Saturday, December 16, 2006

Hopes and Fears II

I said here that I would return to some of the things I've been thinking about after making the big breakthrough of selling my first book. So, here we are. Let me begin again with the caveat that I'm truly delighted to be where I am in my career. I have one book out that is doing well so far, one forthcoming, and five under consideration along with five proposals.

Further sales: In some ways the place you're at after selling the first book is just a matter of same game bigger stakes since you have to sell the next one now to prove the last one wasn't a fluke. I've been here before, more than once. It happened after I sold my first short story, and again when I hit the pro mark at three professional sales but still hadn't sold a novel. The order of difficulty you have in selling your work looks something like this going from hardest to easiest : 1st novel contract (1 or more books), 1st short story sale, 2nd novel contract, 3rd novel contract, 2nd story sale, further novel contracts, further story sales. No matter where you are in your career, making the next jump is always a worry. Especially since you're only as valuable as your last book's sales and only as interesting as the quality of the next one.

Writing to contract: I think this one is scary for most writers. You had however long it took to write the book that landed you a contract. Maybe you even wrote an entire trilogy that way and sold the lot. Now, you've got a contract for a book that isn't yet written and a bright shiny deadline.
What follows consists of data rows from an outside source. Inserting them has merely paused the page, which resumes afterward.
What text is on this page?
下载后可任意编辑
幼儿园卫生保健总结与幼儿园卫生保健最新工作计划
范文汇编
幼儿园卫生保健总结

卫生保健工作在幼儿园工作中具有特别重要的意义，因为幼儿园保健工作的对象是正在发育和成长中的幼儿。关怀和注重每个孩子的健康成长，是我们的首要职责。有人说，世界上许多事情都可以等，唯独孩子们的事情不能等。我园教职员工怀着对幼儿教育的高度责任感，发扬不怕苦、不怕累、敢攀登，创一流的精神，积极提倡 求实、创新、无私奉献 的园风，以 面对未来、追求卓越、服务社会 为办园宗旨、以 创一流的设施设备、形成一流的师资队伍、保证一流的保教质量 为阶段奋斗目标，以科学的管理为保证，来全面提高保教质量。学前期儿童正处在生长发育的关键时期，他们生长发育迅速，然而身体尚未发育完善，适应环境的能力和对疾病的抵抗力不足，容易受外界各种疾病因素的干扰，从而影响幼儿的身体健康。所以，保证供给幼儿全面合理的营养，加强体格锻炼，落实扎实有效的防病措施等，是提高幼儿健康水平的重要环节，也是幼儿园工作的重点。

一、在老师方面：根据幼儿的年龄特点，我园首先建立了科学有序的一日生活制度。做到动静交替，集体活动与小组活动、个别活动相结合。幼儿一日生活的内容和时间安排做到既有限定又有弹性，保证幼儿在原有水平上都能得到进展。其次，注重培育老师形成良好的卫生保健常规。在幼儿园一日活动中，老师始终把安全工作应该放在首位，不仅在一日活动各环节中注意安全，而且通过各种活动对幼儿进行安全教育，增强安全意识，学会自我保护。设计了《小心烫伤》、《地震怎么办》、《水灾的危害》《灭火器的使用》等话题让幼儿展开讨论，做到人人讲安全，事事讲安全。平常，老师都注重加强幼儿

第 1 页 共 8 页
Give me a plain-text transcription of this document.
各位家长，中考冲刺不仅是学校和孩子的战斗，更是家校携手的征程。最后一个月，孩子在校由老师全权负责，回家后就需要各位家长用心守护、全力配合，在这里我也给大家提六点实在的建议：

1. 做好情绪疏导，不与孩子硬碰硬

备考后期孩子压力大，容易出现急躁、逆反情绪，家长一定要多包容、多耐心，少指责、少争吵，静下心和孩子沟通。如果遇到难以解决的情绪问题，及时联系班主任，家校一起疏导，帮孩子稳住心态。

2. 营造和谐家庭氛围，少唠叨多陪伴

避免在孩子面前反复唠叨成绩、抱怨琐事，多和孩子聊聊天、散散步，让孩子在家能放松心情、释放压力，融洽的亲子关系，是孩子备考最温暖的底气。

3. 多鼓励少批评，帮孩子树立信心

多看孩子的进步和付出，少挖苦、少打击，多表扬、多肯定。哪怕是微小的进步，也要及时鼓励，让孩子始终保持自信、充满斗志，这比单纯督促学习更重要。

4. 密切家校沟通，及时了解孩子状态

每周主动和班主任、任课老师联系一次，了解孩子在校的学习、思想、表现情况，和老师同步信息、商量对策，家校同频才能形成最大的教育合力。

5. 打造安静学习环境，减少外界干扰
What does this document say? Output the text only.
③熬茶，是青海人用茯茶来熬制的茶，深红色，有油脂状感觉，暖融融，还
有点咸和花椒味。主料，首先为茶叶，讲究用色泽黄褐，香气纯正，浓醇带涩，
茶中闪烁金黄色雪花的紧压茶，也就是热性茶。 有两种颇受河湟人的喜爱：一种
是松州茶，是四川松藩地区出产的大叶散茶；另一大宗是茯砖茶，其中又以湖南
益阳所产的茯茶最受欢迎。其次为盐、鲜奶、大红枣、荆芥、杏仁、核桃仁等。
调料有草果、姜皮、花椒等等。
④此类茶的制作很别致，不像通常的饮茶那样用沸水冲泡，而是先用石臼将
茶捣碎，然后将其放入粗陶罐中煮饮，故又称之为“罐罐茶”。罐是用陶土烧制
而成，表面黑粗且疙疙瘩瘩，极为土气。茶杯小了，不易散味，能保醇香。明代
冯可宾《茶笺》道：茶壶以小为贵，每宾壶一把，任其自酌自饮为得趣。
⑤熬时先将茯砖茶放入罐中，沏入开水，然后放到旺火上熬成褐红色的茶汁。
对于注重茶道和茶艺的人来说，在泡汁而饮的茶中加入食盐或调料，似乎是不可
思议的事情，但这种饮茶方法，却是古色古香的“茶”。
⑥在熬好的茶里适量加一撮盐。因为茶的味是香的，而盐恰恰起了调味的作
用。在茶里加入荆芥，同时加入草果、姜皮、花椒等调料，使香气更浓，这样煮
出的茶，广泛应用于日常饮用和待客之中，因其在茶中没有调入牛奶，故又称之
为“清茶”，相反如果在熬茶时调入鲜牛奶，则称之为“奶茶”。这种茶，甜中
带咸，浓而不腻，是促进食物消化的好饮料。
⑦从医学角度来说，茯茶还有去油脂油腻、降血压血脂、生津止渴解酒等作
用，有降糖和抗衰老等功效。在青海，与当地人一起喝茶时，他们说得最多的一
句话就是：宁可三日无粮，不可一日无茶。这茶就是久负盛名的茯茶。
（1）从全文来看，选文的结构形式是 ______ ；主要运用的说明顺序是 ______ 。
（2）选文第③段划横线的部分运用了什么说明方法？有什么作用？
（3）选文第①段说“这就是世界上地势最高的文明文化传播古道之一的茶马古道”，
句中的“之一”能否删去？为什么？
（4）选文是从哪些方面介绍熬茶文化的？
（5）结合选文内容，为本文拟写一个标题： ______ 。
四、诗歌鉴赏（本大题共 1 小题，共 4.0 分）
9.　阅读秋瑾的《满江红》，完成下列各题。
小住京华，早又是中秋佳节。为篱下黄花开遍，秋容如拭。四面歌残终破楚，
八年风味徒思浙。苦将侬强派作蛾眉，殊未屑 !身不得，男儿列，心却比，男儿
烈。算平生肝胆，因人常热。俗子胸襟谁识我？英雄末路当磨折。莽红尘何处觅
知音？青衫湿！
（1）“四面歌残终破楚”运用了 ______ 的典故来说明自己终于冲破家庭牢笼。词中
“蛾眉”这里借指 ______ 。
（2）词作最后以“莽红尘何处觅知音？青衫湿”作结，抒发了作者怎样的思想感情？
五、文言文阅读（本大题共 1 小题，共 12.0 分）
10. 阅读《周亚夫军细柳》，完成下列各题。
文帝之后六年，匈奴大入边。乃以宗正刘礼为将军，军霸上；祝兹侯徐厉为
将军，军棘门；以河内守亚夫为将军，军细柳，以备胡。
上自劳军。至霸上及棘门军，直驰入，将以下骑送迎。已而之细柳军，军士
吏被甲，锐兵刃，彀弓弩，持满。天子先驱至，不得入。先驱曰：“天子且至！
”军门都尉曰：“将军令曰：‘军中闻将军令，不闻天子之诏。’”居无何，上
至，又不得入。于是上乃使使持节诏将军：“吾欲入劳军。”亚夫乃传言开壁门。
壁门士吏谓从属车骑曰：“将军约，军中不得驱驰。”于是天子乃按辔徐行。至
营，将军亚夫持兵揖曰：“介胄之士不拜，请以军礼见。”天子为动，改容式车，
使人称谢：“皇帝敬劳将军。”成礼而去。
You may or may not have an outline, and you may or may not have ever written from an outline before. In my case I had a contract that specified a sequel to the first one. No title, no outline, nothing but the word sequel. That blank page can be scary. As of last month, mine's done, and in, and accepted, and that's a huge relief. For me this was less scary than for many because I'd already completed eight novel when I hit that blank page, but even so I had a few moments of panic.

Empty cupboard: Running out of books/stories/ideas. Which of these aflicts you will differ with your production. In my case, ideas are not a problem. If I stopped having them tomorrow, I'd still have enough plot outlines and story ideas tucked away to see me through quite a number of years of high production without any worries. But I know at least a couple of writers who tend to get one big idea at a time and then write it. They are always worried about whether or not there'll be another idea ready when they need to write the next book or proposal. That's very scary. I also know writers who've sold everything they've written. On one level you have to think cool! But at the same time there's suddenly a lot more pressure because now you're relying solely on future production to fill the pipeline. I'm not there yet, not even close, but I find the idea more than a little frightening. Knowing that I've got several older books around that I can send out is enormously reassuring. It means that if I have a huge family crises that slows or stops my production for a time, I'm not without a fallback plan.

Again, I've gone long without talking about all the things I wanted to talk about. Sigh. I guess I'll end here and get into overpublishing, pen names, and competing with yourself next time around.

As always, I'd love to hear your thoughts on all of this. So was this; A, useful information? B, silly writer angst? C, something else entirely? D, a large wombat?

3 comments:

Anonymous said...

I want to say E) a unicorn just to be funny, but that's not true at all. For me, your comments are helpful because it shows me that writer angst never goes away, it just takes different forms. Right now, as you know, I'm at that elusive "first professional sale" benchmark, and I'm scared that it was a fluke and it will never happen again. I've also had the "second book syndrome"--after I wrote my first book I was scared I couldn't do it again. The same thing happened when I finished my trilogy and started on my current project. Since I've not finished my book yet, that feeling hasn't really gone away, but it's getting better with every page I write.

A thought I do have when reading about your "trunk" stories/ideas is "Holy crap. I'll never be that prolific. Why don't I have all that done already? I'm hopelessly behind." But then I remind myself you've been doing this seriously for sixteen years; I started being serious about my writing three years ago.

Bill Henry said...

How'd you know I've been working on a post about wombats? Seriously now, how'd you know?

Kelly McCullough said...

Bill-I have extremely limited psychiatric powers that I inherited from my mother. I can sense wombat posts in the air.

Kelly X-glad to be of help. Yep, writers and angst go together like tap dancing and elephants, with entertaining but potentially disasterous results.

Me-wake up, then post or respond. No, really.